The “sell in May and go away” believers may be able to put a feather in their cap after a less-than-stellar month saw the S&P/TSX Composite Index steadily bleed value. As always, these periods of retreat also present a fantastic buying opportunity for the savvy and patient investor.
Today, I want to discuss how we should look to spend $10,000 in June 2023. Below are three of my favourite stocks to snatch up as we prepare for what will hopefully be a hot season for Canadian stocks. Let’s dive in.
Here’s why I love Pet Valu for the long term
Pet Valu (TSX:PET) is a Markham-based company that is engaged in the retail and wholesale of pet foods, treats, toys, apparel, and accessories in Canada. Shares of this TSX stock have dropped 12% month over month as of close on Monday, May 29. The stock is now down 18% so far in 2023. Investors can see more of its recent performance with the interactive price chart below.

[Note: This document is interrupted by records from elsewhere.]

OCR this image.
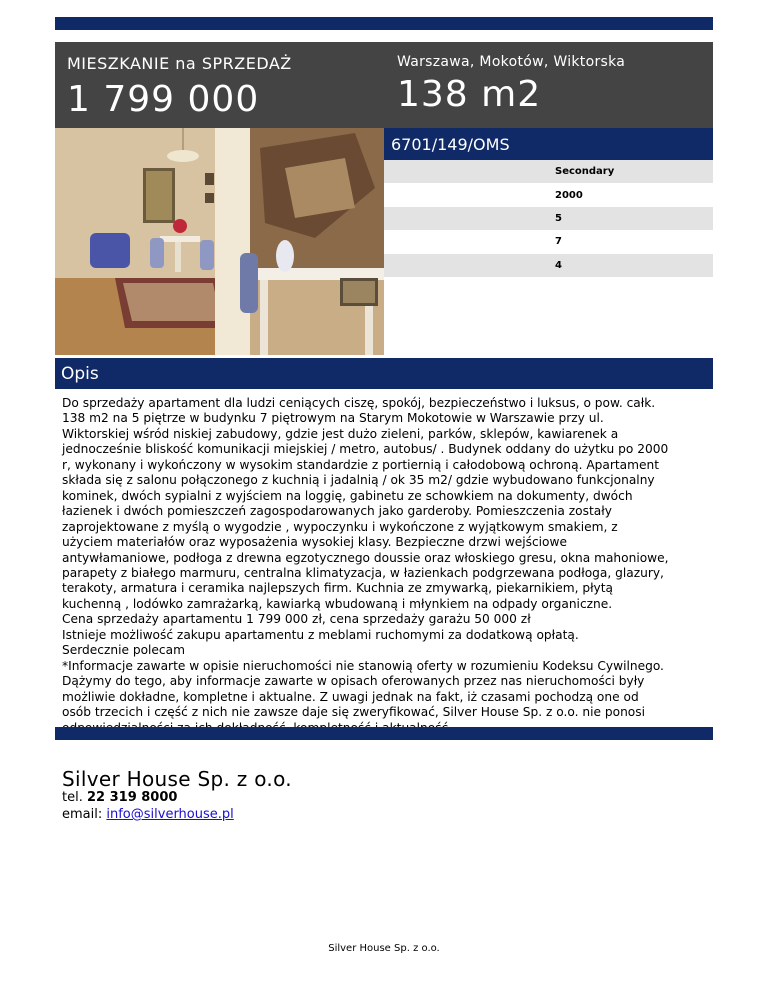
MIESZKANIE na SPRZEDAŻ
1 799 000
Warszawa, Mokotów, Wiktorska
138 m2
6701/149/OMS
Secondary
2000
5
7
4
Opis
Do sprzedaży apartament dla ludzi ceniących ciszę, spokój, bezpieczeństwo i luksus, o pow. całk.
138 m2 na 5 piętrze w budynku 7 piętrowym na Starym Mokotowie w Warszawie przy ul.
Wiktorskiej wśród niskiej zabudowy, gdzie jest dużo zieleni, parków, sklepów, kawiarenek a
jednocześnie bliskość komunikacji miejskiej / metro, autobus/ . Budynek oddany do użytku po 2000
r, wykonany i wykończony w wysokim standardzie z portiernią i całodobową ochroną. Apartament
składa się z salonu połączonego z kuchnią i jadalnią / ok 35 m2/ gdzie wybudowano funkcjonalny
kominek, dwóch sypialni z wyjściem na loggię, gabinetu ze schowkiem na dokumenty, dwóch
łazienek i dwóch pomieszczeń zagospodarowanych jako garderoby. Pomieszczenia zostały
zaprojektowane z myślą o wygodzie , wypoczynku i wykończone z wyjątkowym smakiem, z
użyciem materiałów oraz wyposażenia wysokiej klasy. Bezpieczne drzwi wejściowe
antywłamaniowe, podłoga z drewna egzotycznego doussie oraz włoskiego gresu, okna mahoniowe,
parapety z białego marmuru, centralna klimatyzacja, w łazienkach podgrzewana podłoga, glazury,
terakoty, armatura i ceramika najlepszych firm. Kuchnia ze zmywarką, piekarnikiem, płytą
kuchenną , lodówko zamrażarką, kawiarką wbudowaną i młynkiem na odpady organiczne.
Cena sprzedaży apartamentu 1 799 000 zł, cena sprzedaży garażu 50 000 zł
Istnieje możliwość zakupu apartamentu z meblami ruchomymi za dodatkową opłatą.
Serdecznie polecam
*Informacje zawarte w opisie nieruchomości nie stanowią oferty w rozumieniu Kodeksu Cywilnego.
Dążymy do tego, aby informacje zawarte w opisach oferowanych przez nas nieruchomości były
możliwie dokładne, kompletne i aktualne. Z uwagi jednak na fakt, iż czasami pochodzą one od
osób trzecich i część z nich nie zawsze daje się zweryfikować, Silver House Sp. z o.o. nie ponosi

Silver House Sp. z o.o.
tel. 22 319 8000
email: info@silverhouse.pl
Silver House Sp. z o.o.
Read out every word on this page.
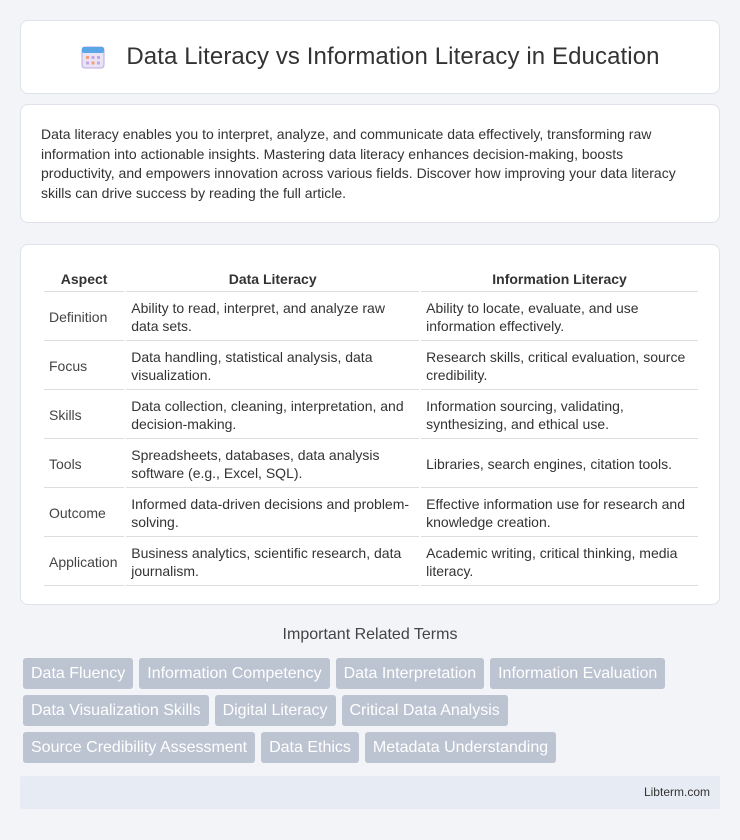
Data Literacy vs Information Literacy in Education

Data literacy enables you to interpret, analyze, and communicate data effectively, transforming raw information into actionable insights. Mastering data literacy enhances decision-making, boosts productivity, and empowers innovation across various fields. Discover how improving your data literacy skills can drive success by reading the full article.

Aspect	Data Literacy	Information Literacy
Definition	Ability to read, interpret, and analyze raw data sets.	Ability to locate, evaluate, and use information effectively.
Focus	Data handling, statistical analysis, data visualization.	Research skills, critical evaluation, source credibility.
Skills	Data collection, cleaning, interpretation, and decision-making.	Information sourcing, validating, synthesizing, and ethical use.
Tools	Spreadsheets, databases, data analysis software (e.g., Excel, SQL).	Libraries, search engines, citation tools.
Outcome	Informed data-driven decisions and problem-solving.	Effective information use for research and knowledge creation.
Application	Business analytics, scientific research, data journalism.	Academic writing, critical thinking, media literacy.
Important Related Terms
Data Fluency	Information Competency	Data Interpretation	Information Evaluation
Data Visualization Skills	Digital Literacy	Critical Data Analysis
Source Credibility Assessment	Data Ethics	Metadata Understanding
Libterm.com
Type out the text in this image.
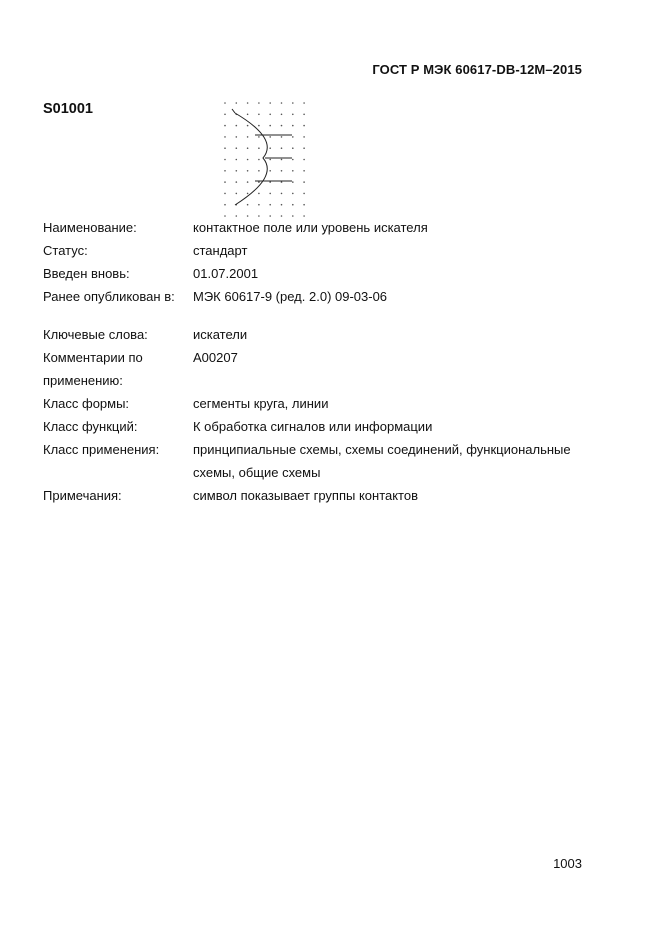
ГОСТ Р МЭК 60617-DB-12M–2015
S01001
Наименование:	контактное поле или уровень искателя
Статус:	стандарт
Введен вновь:	01.07.2001
Ранее опубликован в:	МЭК 60617-9 (ред. 2.0) 09-03-06
Ключевые слова:	искатели
Комментарии по применению:
A00207
Класс формы:	сегменты круга, линии
Класс функций:	К обработка сигналов или информации
Класс применения:	принципиальные схемы, схемы соединений, функциональные схемы, общие схемы
Примечания:	символ показывает группы контактов
1003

Recent analysis from Morgan Stanley projected that the pet industry would deliver a compound annual growth rate (CAGR) of 8% over the course of this decade. Indeed, pet ownership exploded during the pandemic and has fueled a significant sales bump for pet products and accessories. This is an industry worth getting excited about.
In the first quarter (Q1) of fiscal 2023, Pet Valu delivered system-wide sales growth of 18% to $339 million. Meanwhile, revenue increased 17% year over year to $250 million. Shares of this TSX stock currently possess a solid price-to-earnings (P/E) ratio of 23. Moreover, its board of directors last announced a quarterly dividend of $0.10 per common share. That represents a modest 1.2% yield.
Invest in the future with this promising TSX stock
ATS (TSX:ATS) is a Cambridge-based company that designs and builds factory automation systems. This stock has jumped 1.6% over the past month. Its shares have surged 40% in the year-to-date period.
The company released its Q4 and full-year fiscal 2023 results on May 18. In Q4 2023, revenue rose 21% year over year to $730 million. Meanwhile, adjusted basic earnings per share (EPS) rose to $0.73 compared to $0.60 in the previous year. For the full year, ATS achieved revenue growth of 18% to $2.57 billion and adjusted basic EPS growth of 3% to $2.57. Meanwhile, Order Bookings rose to $3.25 billion compared to $2.45 billion at the end of fiscal 2022.
This TSX stock is on track for strong earnings growth in the burgeoning factory automation space. There are few Canadian stocks that have been able to contend with its gains since the beginning of the decade.
One more stock to snag for the long term in June 2023
BRP (TSX:DOO) is the third and final TSX stock I’d look to spend what remains of our initial $10,000 in the late spring season. This company is engaged in the design, development, manufacture, distribution, and marketing of powersports vehicles and marine products in North America and around the world. Its shares have dipped 2.5% month over month. That has pushed the stock into negative territory in the year-to-date period.
In Q1 of fiscal 2023, BRP posted revenue growth of 36% to $330 million. Meanwhile, adjusted earnings before interest, taxes, depreciation, and amortization (EBITDA) climbed 8% to $79.0 million. Shares of BRP currently possesses an attractive P/E ratio of 9.3. It offers a quarterly dividend of $0.18 per share, representing a modest 0.7% yield.